Université Ann Arbor, Michigan, 1969
Sept ans après la mort de l’actrice, Ralph
Greenson fut invité à faire une conférence sur la technique
psychanalytique. Il n’aimait plus autant qu’autrefois ces exercices
de haute voltige où il se donnait en représentation, mais il avait
accepté par amitié pour un ancien collègue qui avait quitté la
Californie pour enseigner à l’Université. Par fidélité aussi à la
mémoire de Marilyn, se disait-il. D’une voix mal assurée, il
commença son exposé.
— « Les erreurs dans les
débuts de traitements psychanalytiques et
psychothérapeutiques. Voici le thème dont je voulais vous
entretenir pour votre formation clinique dans cette belle
université d’Ann Arbor. Peut-être parce que le Michigan est loin de
la Californie, peut-être parce que Marilyn Monroe s’efface de ma
mémoire comme de la vôtre, jeunes étudiants, je voudrais parler
d’elle comme je n’ai pu le faire publiquement jusqu’ici.
« En 1960 je n’étais pas exactement un débutant et
pourtant, quand me fut adressée l’actrice, j’eus aussitôt le
sentiment qu’il me faudrait oublier ce que je savais et repartir de
rien. Après sa mort ce fut terrible. J’avais le sentiment qu’il
fallait continuer. J’ai continué. J’étais bouleversé et mes
patients étaient bouleversés. Certains trouvaient que j’étais sans
réaction. Ils étaient furieux contre moi de me voir aussi froid et
impersonnel. Ils me demandaient comment j’avais pu recommencer à
travailler le jour d’après ou comment j’avais pu prendre une telle
patiente. Ils étaient en colère contre moi qui avais décidé, pour
pouvoir la voir tous les jours, de réduire ou de supprimer leurs
propres séances. D’autres patients me disaient qu’ils étaient
désolés pour moi. Comme s’ils me disaient la formule rituelle des
condoléances : “ Je suis désolé pour votre perte. ” Et j’entendais
le double sens : “ la perte qui vous a frappé ”, mais aussi : “ je
vous ai perdu, vous n’êtes plus vous-même ”. Ils entraient en
sympathie et ils pleuraient. Avec quelques-uns d’entre eux, je me
mis à pleurer et je ne pouvais pas le cacher, et ils me voyaient
pleurer. Avec d’autres encore j’avais des larmes aux yeux, et ils
ne le voyaient pas.
« Sept ans ont passé, et je suis toujours dévasté.
Je ne sais pas si je pourrai surmonter cela complètement un jour.
Bien sûr, Marilyn avait eu plusieurs thérapeutes avant moi, mais je
m’interroge sur ce que j’aurais dû faire, moi, pour la sauver.
Peut-être était-ce une sorte de folie des grandeurs de croire que
je pouvais réussir là où d’autres avaient échoué. Dans une étude
ancienne consacrée aux joueurs pathologiques, j’ai discerné une
connexion entre le besoin du joueur de s’exposer au destin et son
aspiration à la toute-puissance. Peut-être que ma décision de
prendre Marilyn Monroe en charge n’avait été qu’un jeu trop
ambitieux, une mise trop audacieuse. Peut-être voulais-je passer à
la postérité comme “ l’analyste de Marilyn Monroe ”. Peut-être qu’à
la fin le joueur avait perdu. Je crois que j’ai joué au poker quand
il aurait fallu jouer aux échecs. Ou ne pas jouer du tout. Elle
était une pauvre créature que j’ai essayé d’aider et que finalement
j’ai blessée.
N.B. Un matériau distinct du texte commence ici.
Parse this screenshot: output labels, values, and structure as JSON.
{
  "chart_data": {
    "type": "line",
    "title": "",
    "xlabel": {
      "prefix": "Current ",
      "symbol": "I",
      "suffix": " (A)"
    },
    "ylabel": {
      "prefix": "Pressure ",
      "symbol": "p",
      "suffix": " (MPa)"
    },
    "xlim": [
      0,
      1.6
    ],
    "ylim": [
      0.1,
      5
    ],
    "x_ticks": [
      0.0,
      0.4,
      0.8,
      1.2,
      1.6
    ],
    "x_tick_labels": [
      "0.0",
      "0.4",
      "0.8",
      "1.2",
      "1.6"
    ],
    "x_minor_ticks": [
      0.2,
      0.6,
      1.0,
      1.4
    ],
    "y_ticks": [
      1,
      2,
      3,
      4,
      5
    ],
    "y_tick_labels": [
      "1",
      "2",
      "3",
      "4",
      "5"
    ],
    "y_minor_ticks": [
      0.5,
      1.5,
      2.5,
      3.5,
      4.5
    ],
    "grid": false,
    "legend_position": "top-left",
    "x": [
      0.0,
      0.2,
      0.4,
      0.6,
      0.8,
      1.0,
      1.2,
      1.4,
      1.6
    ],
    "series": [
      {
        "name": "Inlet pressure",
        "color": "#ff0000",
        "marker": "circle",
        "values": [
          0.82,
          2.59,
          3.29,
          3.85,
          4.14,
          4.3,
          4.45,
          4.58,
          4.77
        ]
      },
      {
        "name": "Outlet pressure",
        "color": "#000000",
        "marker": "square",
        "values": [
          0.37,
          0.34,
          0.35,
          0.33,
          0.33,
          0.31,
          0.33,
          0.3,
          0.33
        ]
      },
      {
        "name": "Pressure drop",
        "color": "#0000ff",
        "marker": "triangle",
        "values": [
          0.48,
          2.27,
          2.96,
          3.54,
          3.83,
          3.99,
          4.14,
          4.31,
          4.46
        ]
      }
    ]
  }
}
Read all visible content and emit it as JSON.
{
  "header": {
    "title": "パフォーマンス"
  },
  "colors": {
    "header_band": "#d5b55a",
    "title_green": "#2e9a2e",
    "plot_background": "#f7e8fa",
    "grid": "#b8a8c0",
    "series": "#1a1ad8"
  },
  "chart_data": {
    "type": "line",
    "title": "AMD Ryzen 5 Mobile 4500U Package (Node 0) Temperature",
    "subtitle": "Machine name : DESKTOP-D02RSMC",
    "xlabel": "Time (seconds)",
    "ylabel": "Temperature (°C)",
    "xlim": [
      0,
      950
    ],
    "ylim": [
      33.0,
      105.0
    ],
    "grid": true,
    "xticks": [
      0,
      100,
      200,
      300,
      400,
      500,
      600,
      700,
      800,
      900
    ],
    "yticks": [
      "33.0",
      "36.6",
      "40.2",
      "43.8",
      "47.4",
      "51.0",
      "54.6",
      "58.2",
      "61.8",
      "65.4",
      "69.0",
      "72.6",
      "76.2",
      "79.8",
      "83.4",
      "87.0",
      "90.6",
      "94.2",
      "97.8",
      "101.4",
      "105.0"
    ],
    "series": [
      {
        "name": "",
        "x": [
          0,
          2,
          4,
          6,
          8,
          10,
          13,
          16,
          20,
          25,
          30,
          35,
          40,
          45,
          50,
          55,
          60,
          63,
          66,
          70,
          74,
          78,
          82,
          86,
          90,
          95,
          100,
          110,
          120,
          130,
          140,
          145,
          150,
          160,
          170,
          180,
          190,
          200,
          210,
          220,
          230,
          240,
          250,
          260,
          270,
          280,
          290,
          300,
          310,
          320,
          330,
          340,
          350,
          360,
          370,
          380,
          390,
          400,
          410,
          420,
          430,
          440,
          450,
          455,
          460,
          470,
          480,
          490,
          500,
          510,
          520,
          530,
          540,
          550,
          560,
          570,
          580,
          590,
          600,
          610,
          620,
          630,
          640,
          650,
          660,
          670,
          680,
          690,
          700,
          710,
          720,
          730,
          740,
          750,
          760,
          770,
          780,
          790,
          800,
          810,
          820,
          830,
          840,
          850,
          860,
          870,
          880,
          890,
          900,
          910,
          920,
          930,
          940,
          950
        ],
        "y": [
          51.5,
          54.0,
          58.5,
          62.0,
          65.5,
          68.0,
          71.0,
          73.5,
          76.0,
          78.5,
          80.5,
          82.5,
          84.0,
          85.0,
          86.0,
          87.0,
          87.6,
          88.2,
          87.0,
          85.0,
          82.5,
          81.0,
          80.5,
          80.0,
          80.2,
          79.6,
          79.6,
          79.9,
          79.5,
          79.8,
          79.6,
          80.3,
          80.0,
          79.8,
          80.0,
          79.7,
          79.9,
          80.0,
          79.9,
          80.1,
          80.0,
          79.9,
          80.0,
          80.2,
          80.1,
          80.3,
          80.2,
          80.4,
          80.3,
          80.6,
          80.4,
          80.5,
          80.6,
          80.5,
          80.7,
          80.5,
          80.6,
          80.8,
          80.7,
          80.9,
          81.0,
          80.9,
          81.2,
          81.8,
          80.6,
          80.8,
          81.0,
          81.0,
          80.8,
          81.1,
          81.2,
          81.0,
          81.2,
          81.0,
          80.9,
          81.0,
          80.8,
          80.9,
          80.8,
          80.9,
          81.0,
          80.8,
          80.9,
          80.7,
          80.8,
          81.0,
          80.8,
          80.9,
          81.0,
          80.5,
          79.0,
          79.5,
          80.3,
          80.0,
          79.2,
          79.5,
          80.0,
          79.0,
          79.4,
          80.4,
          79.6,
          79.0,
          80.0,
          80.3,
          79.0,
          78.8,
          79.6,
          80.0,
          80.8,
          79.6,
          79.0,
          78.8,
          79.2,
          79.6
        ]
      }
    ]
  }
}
Peut-être que mon jugement avait été brouillé par mon
besoin de toute-puissance. Bien sûr, je savais que c’était un cas
difficile, mais qu’est-ce que j’aurais dû faire? L'adresser à un
débutant? Je sais que son amour était narcissique, et qu’elle me
vouait sûrement une haine à la mesure de sa dépendance. Mais
j’avais oublié mon vieux précepte : “ Chaque jour, un vœu de mort
bien conscient et assumé, et pas besoin de psychanalyste ”.